Steve Martin chronology
| Let's Get Small (1977) | A Wild and Crazy Guy (1978) | Comedy Is Not Pretty! (1979) |

= A Wild and Crazy Guy =

A Wild and Crazy Guy is an album by American comedian Steve Martin released in October 1978. It reached number two on Billboard's Pop Albums Chart. The album was eventually certified double platinum.

It contains the hit novelty single "King Tut", backed up by the Nitty Gritty Dirt Band performing under the name, the Toot Uncommons. Martin also performed "King Tut" on Saturday Night Live. It also has Martin revealing his 'real' name, which he admits is the sound of him flipping his lips.

Professional ratings
Review scores
| Source | Rating |
| AllMusic | Star Half star |

== Summary ==
The album was released just as his fame grew and the format reflects this. The first half of the album was performed in front of a small audience at The Boarding House in San Francisco, California, where his previous album had been recorded. The second half of the album was performed at the Red Rocks Amphitheatre. The switchover between venues is handled in a segue in the opening minute of the track "A Wild and Crazy Guy" which opened Side Two of the original vinyl long-player – Steve reads a bogus financial disclosure report to the audience at The Boarding House nightclub, and when he gets to calculating concert revenues he reveals his desire to make over $2 million on a single show; the audience reaction quickly changes from the enclosed intimacy of The Boarding House to the far more raucous, open amphitheatre of Red Rocks near Denver.
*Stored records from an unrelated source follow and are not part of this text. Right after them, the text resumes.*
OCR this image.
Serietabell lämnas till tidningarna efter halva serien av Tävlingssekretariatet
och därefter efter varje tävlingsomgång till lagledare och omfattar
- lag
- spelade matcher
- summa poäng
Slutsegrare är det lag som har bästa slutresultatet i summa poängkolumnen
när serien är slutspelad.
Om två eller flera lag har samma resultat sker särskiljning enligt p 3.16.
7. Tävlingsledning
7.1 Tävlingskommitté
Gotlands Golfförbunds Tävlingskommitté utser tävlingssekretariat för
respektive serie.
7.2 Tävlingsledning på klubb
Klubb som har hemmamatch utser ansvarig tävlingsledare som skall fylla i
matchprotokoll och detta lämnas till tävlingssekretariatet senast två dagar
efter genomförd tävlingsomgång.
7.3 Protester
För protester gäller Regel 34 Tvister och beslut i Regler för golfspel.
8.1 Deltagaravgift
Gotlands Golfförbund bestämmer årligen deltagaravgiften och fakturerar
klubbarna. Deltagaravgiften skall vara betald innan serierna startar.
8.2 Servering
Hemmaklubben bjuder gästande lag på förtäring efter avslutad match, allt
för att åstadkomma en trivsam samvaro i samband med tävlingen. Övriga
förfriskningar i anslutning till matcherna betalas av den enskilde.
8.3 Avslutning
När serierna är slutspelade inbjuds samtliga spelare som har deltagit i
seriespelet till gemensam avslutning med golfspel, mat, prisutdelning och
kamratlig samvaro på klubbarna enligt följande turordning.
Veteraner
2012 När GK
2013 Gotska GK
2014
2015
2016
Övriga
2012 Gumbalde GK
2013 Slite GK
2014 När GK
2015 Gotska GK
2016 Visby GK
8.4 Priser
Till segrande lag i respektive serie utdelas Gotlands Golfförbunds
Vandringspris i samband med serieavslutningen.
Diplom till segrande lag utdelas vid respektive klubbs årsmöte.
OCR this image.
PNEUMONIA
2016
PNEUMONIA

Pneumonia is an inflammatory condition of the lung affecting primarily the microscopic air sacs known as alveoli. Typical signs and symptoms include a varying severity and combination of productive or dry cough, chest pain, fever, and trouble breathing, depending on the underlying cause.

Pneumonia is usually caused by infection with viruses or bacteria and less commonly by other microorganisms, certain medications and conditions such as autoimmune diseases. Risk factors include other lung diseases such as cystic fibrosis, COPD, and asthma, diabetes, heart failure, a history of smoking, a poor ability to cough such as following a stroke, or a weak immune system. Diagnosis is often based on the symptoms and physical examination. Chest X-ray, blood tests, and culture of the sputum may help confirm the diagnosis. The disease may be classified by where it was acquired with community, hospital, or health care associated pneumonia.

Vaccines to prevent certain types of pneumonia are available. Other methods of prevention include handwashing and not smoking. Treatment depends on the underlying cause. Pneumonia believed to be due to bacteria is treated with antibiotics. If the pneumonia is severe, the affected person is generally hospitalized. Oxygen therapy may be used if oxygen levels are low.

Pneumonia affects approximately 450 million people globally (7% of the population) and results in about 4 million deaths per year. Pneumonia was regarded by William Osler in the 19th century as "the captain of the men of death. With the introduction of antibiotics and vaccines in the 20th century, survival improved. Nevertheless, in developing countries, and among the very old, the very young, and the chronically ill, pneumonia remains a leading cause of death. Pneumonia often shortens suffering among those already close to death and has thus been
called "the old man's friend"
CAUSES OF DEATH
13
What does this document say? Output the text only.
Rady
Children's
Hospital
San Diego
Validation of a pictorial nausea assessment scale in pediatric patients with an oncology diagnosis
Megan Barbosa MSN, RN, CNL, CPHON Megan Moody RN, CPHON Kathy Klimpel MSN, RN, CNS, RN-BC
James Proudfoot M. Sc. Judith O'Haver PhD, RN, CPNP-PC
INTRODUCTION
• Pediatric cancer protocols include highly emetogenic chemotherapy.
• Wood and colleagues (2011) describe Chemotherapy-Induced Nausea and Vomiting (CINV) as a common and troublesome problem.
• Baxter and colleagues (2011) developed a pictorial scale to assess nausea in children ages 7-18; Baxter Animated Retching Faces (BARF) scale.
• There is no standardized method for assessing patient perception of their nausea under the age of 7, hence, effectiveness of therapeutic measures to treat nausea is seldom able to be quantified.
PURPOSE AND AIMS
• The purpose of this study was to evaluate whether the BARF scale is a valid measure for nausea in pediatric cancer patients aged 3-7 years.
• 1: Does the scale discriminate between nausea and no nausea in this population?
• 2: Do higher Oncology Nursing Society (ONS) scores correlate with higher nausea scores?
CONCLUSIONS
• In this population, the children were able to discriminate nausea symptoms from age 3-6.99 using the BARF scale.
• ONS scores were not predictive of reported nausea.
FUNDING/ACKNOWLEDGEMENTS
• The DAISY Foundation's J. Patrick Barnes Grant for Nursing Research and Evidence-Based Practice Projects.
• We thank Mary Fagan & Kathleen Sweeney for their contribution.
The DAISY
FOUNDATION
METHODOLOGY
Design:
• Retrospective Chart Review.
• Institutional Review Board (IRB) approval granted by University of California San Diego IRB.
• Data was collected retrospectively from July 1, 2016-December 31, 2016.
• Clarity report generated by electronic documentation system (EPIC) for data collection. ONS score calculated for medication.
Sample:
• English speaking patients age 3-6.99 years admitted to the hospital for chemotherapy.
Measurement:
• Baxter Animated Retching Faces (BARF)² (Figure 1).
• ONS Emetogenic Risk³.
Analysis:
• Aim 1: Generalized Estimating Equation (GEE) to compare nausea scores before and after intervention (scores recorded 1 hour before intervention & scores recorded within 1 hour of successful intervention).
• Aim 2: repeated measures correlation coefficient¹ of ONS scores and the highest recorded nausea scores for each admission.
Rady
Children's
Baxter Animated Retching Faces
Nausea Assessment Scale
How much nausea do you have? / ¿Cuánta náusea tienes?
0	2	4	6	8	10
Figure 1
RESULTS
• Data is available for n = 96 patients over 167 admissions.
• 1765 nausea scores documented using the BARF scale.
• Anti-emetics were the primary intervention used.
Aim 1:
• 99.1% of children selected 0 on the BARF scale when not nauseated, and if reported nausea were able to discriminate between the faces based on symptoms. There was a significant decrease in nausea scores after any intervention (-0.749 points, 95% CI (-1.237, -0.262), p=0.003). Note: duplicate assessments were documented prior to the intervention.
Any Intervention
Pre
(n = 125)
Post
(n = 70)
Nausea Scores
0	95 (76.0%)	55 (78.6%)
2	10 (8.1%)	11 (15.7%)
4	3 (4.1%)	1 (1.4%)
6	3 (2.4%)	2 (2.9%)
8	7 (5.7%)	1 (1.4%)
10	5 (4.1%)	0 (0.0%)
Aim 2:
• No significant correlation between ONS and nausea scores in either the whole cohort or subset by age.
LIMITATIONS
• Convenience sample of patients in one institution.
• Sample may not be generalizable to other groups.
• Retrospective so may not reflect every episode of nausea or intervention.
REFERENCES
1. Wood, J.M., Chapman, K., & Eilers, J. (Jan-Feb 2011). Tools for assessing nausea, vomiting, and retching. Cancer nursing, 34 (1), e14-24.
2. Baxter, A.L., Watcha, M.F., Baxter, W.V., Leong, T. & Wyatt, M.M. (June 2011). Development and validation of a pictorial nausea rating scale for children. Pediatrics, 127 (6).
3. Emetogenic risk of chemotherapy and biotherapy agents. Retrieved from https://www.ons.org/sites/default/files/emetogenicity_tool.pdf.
Martin reprises his role as Georg, one of the Czech Festrunk Brothers (a role he had popularized with Dan Aykroyd on Saturday Night Live) on two tracks – the second half of "A Wild and Crazy Guy" and "You Naive Americans".

==Track listing==
1. "I'm Feelin' It" – 5:32
2. "Philosophy/Religion/College/Language" – 10:18
3. "Creativity in Action/I'm in the Mood for Love" – 2:25
4. "A Wild and Crazy Guy" – 7:00
5. "A Charitable Kind of Guy" – 1:38
6. "An Exposé" – 2:54
7. "Cat Handcuffs" – 1:41
8. "You Naïve Americans" – 2:00
9. "My Real Name" – 3:06
10. "King Tut" – 3:40

== Awards and recognition ==
The album won the Grammy Award in 1979 for Best Comedy Album.

In 2015, the album was deemed "culturally, historically, or aesthetically significant" by the Library of Congress and selected for preservation in the National Recording Registry.